Árvore da Memória (Almir Zarfeg)

 

· avesso

Nosso avô Zé de Fulosina se chamava, na verdade, José Xavier da Silva. Era casado com a decidida Leivina Generosa de Souza, que descendia da linhagem dos da Pedra, que gerou tanta gente polida como Adelino da Pedra, pai de Darcy da Pedra, irmão de Jandira e Gildete, sobrinhas da nossa avó. Por parte de pai.

Zé de Fulosina (porque era filho da velha doca e avara Fulosina – qualquer semelhança com flor é mera coincidência!) e Leivina da Pedra geraram, entre outros, Aurindo Xavier da Silva e Anita Generosa da Silva. Esta se casou com Arlindo Alves de Oliveira e, juntos, fizeram nove filhos, dos quais a primogênita é Maria Helena.

Nossa prima Lena ou Leninha (como a chamávamos) contraiu matrimônio com Dão Prado. Nove meses depois, deu à luz Márcio e, passados mais dois anos, nasceu Joérlio (Jô). Os dois, que passavam as férias de meio e final de ano na Fazenda Sítio Novo, nem desconfiavam que fariam história...

Márcio, ainda adolescente, se amigou com Joelma. Já o irmão caçula, esse passou a se interessar por música pop americana – sabia os Back Street Boys de cor. Juntamente com outros rapazes, contudo, Jô criou uma banda de forró, A Sapatilha 37, da qual era vocalista. Para delírio dos poucos fãs.

Antes que a banda deslanchasse, Jô resolveu ir tentar a sorte na Europa. Sempre cantando forró.

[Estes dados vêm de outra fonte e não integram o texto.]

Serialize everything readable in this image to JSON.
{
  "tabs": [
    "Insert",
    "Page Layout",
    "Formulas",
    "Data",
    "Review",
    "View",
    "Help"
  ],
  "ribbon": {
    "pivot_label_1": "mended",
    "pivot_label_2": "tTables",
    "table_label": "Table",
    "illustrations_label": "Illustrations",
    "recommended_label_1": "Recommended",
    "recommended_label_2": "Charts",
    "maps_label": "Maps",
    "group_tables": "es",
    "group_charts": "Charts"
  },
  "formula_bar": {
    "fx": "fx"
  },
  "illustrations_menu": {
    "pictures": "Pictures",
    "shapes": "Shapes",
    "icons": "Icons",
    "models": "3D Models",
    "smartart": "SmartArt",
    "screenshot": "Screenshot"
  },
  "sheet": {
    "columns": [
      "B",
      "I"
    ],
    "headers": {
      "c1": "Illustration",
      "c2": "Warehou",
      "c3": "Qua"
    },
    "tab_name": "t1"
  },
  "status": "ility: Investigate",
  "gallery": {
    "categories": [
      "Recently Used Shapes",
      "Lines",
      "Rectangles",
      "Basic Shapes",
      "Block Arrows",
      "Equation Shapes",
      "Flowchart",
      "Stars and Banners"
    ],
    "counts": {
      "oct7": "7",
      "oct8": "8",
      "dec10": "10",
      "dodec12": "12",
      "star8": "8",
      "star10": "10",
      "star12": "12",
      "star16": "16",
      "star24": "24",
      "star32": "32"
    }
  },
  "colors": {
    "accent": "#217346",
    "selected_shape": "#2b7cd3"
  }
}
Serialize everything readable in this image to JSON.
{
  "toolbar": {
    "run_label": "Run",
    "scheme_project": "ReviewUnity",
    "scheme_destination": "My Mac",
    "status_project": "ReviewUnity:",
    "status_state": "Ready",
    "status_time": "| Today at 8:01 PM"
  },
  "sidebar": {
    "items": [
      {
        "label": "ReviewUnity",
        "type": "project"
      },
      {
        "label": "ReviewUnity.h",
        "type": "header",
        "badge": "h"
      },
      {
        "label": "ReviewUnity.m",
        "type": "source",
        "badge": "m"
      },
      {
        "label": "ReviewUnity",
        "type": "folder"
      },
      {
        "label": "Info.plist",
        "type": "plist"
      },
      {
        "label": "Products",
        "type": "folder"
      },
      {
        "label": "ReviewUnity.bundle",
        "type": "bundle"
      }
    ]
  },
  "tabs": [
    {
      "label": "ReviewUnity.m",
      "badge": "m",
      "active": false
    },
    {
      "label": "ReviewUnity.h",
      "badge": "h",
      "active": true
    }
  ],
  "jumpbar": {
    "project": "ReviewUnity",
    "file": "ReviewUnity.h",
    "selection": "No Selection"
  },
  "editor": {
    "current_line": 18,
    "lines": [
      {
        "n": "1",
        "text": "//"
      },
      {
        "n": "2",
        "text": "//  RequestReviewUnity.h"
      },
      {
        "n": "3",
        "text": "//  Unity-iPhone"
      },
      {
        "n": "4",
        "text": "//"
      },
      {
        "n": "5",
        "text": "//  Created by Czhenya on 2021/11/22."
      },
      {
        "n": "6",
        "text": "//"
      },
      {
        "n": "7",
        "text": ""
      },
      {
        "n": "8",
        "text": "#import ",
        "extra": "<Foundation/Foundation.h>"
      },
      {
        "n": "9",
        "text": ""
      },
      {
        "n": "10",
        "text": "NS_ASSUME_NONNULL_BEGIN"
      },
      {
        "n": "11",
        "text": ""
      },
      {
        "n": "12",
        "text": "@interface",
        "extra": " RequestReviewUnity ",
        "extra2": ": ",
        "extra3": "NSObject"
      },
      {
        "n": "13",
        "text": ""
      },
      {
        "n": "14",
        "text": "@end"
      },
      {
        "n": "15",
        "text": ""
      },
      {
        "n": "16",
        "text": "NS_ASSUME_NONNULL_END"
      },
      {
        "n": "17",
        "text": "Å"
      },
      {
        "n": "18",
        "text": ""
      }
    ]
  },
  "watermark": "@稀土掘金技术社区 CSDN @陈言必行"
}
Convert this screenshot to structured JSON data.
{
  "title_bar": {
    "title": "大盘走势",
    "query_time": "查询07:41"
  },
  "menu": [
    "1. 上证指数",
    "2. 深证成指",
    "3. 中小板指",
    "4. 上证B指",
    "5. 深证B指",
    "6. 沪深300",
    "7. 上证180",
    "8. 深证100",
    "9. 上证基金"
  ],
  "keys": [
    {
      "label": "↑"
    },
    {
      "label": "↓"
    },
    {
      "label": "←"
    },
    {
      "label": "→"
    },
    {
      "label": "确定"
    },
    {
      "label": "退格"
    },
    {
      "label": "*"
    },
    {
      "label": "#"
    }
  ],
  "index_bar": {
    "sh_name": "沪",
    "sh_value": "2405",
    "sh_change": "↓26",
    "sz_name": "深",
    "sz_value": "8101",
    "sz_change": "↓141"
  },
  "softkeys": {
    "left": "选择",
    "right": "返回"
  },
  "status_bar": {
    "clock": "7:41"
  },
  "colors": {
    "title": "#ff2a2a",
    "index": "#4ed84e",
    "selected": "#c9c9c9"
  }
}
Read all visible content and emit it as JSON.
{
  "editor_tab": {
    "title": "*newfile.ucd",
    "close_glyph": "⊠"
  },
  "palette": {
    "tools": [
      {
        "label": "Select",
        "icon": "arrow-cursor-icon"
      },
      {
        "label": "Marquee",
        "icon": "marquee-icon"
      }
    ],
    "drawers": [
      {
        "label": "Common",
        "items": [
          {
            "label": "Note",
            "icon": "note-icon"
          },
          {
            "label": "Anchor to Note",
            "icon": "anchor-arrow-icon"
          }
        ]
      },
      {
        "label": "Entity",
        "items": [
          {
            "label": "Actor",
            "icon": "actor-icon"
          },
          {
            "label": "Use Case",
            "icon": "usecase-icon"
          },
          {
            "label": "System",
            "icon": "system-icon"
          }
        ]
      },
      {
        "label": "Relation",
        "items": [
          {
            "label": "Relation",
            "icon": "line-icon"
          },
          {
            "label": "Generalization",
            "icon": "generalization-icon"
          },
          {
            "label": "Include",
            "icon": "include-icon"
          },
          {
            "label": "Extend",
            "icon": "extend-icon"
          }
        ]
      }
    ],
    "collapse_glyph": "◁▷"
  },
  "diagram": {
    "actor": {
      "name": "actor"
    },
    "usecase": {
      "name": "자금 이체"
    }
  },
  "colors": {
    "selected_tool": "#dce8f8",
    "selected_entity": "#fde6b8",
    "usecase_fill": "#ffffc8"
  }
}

Da união de Márcio com Joelma (“essa geração não tem um pingo de juízo”), nasceu Enthony Ramones (a ideia do nome americanizado partiu do pai), um moleque esperto e motivo de orgulho dos avós paternos Dão e Lena, dos bisavós Arlindo e Anita e dos trisavôs Zé de Fulosina e Leivina da Pedra (“qual é mesmo o nome do menino?”). Enthony não se lembra dos trisavôs, mas conheceu pessoalmente o bisavô Arlindo, que viria a falecer em Belo Horizonte de uma complicação renal. A bisavó Anita está tinindo de saúde, apesar da idade avançada.

O relacionamento de Márcio com Joelma durou pouco (qual a surpresa?). Quando resolveram juntar os panos, eram muito jovens e, portanto, despreparados para assumir tanta responsabilidade – as cobranças de uma vida a dois, o pão nosso de cada dia, a educação do filho, e assim por diante.

Márcio se separou de Joelma e, na primeira oportunidade, embarcou com mala e cuia pros Estados Unidos – via México. Nos primeiros meses, mandou religiosamente a mesada de Enthony, que ficara com a mãe no Brasil. Depois se revelou um pai irresponsável e inconsequente.

“Como a parábola do filho pródigo”, comparou a avó Lena, que é evangélica.

Tanto os avós paternos (Dão e Lena) quanto os maternos (João Marceneiro e Mazinha) gostam muito do fruto da paixão intempestiva de Márcio com Joelma. O sentimento é mútuo. Mas Enthony gostaria mesmo é que seus pais ficassem juntos para sempre. A vida – o pequeno aprendeu isso a duras penas – é cheia de altos e baixos. Subidas e descidas, diria seu Zé de Fulosina.

Logo após a separação, Joelma conheceu um senhor de meia idade, cujo nome não vem ao caso, com quem viveu maritalmente por quase um ano. De novo, a relação se deteriorou. Balzaquiana carente, a mãe de Enthony se desentendeu feio com o ex-sogro e, revoltada, decidiu também se aventurar lá fora. (Dizem que vive com um portuga muito generoso.) Enthony ficou sob os cuidados de Dão e Lena.

A vida segue em frente, como o rio Umburana. Anthony tem 12 anos e, no momento, passa uma temporada com a avó materna Mazinha, que acaba de se separar de João Marceneiro. A loba não desistiu de ser feliz e já encetou novo relacionamento. O felizardo é Manuel não sei de quê – modernoso e compreensivo –, que não sabe se atua como pai ou avô de Enthony.

Padrasto é coisa do tempo dos bufões, vive repetindo Manu.

Para Enthony tanto faz como tanto fez, porque é mais sobrevivente que remanescente. E não adianta lhe repetir essa loucura de bisavô, trisavô, tataravô ou Fazenda Sítio Novo. Onde tudo começou há muitos e muitos anos.

“Quero mais é mergulhar nesse mundão”, desconversa o trineto de Zé de Fulosina, mais louco da pedra do que saudosista da silva.